Mexico is willing to enhance its role on the world stage but not to the detriment of the country’s labor force, says Economy Secretary Graciela Márquez Colín.
Though Mexico is inclined to boost its participation in global commerce, lower salaries and low-wage jobs won’t be the price of doing so, Márquez told investors attending the World Economic Forum (WEF) in Davos, Switzerland.
“Last year we had a 16% increase in the minimum wage at the nominal rate, and a 13% increase in real salaries, and this year will bring a new increase of 20% in nominal terms and 17% in real terms,” she said.
In her opening statement at the WEF she said that macroeconomic stability alone will not suffice if it doesn’t result in reduced poverty and economic disparity.
While admitting to zero growth during the first year of the Andrés Manuel López Obrador administration, she predicted a much better outlook for this year and the rest of the president’s term, thanks to the new US-Mexico-Canada Agreement, which is now awaiting ratification by Canada.

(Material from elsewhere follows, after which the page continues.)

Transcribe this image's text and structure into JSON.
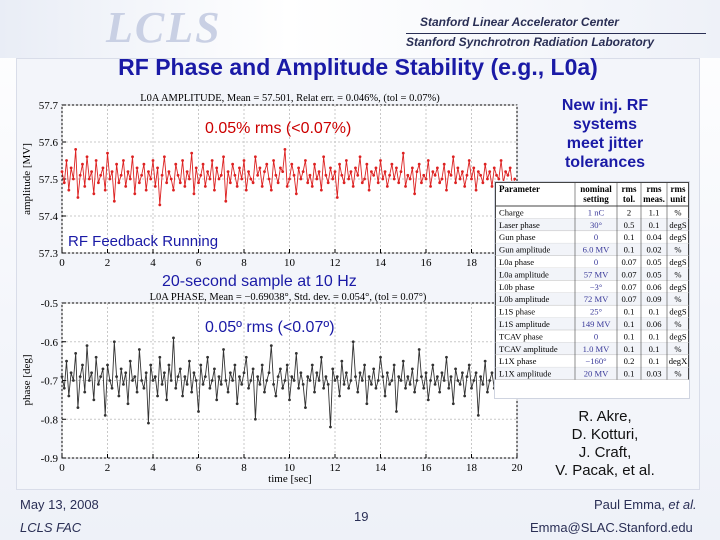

One of the key advantages that Mexico provides global and domestic investors is that “there is no social discontent,” she pointed out at the session devoted to perspectives on Latin America. “The Mexican president’s popularity sends a clear sign that we won’t be facing any demonstrations for the rest of his administration.”
Moderated by Alicia Bárcena, executive secretary of the UN Economic Commission for Latin America and the Caribbean, the panel of industrialists at the Davos summit requested an update on investment and new regulations in Mexico. Márquez responded that the Mexican market’s strengthened overseas presence is due to a robust domestic economy that can create well-paid jobs.
“Investors ask us how Mexico will confront the challenges of this century’s third decade,” said the economy secretary. “And in response we want to make it clear that we’re committed to macroeconomic stability, which we understand is key to driving growth.”